England’s cost-effectiveness watchdogs are influential arbiters in the drug-reimbursement world. Other countries often look to the National Institute for Health and Care Excellence when making their own decisions about which drugs to cover.
They’re also notoriously tough on expensive cancer drugs.
Consider NICE’s latest draft guidance: The agency says it’s not inclined to cover Opdivo, the Bristol-Myers Squibb immuno-oncology treatment, for non-small cell lung cancer. The med has some solid effectiveness data backing its use, including overall survival results that reportedly impressed the FDA into approving it ahead of schedule.

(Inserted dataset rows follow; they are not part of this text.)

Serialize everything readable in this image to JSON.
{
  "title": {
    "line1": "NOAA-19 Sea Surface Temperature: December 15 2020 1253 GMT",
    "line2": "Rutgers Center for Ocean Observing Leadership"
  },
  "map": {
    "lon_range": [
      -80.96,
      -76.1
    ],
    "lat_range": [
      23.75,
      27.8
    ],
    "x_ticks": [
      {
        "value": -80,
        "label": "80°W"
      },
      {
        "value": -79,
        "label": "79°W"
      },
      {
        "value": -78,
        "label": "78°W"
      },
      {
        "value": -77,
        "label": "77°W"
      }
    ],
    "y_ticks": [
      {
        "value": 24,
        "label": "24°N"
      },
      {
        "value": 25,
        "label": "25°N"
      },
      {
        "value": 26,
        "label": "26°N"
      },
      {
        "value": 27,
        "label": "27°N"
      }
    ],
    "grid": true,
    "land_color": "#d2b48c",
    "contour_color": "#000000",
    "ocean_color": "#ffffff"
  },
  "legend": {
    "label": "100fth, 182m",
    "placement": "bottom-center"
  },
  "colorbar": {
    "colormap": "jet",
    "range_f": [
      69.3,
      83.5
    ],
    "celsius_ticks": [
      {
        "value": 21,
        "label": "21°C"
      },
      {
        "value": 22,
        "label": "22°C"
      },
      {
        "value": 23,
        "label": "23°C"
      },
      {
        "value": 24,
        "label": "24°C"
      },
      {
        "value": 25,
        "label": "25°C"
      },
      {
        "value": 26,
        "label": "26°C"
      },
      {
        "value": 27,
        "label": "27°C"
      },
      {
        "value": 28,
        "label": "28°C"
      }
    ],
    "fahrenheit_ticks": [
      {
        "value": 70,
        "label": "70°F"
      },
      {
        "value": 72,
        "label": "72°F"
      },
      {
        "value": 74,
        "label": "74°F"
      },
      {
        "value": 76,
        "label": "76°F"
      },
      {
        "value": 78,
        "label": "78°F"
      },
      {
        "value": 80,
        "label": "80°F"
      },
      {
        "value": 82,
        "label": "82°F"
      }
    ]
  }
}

Indeed, in its appraisal documents, NICE acknowledged that Opdivo was better at extending patients’ lives than standard treatment with docetaxel, and that Opdivo came with fewer side effects than chemotherapy treatments. The agency said that treatment options for NSCLC patients who’ve failed on prior therapy are few.
Bristol-Myers also offered a cost-sharing deal: England’s National Health Service would pay for 26 weeks of treatment, or about £31,000 ($45,000). The next 26 weeks, if needed, would be covered by the company.
Still, NICE considered Opdivo too expensive for the benefits it confers. When its cost is calculated alongside its survival advantage over docetaxel, Opdivo cost £91,100 per quality-adjusted life year (QALY), which is a common measure of cost-effectiveness, the agency said.
The upshot? Opdivo is a “clinically-effective treatment option” for previously treated patients with NSCLC, but “the committee did not recommend nivolumab as a cost-effective use of NHS resources.”
This is a draft guidance, and NICE will be collecting comments on its assessment through June 3. NICE has recommended Opdivo for advanced melanoma. Its head-to-head competitor, Merck & Co.’s Keytruda, is also recommended for melanoma, and has not yet been assessed by NICE in lung cancer.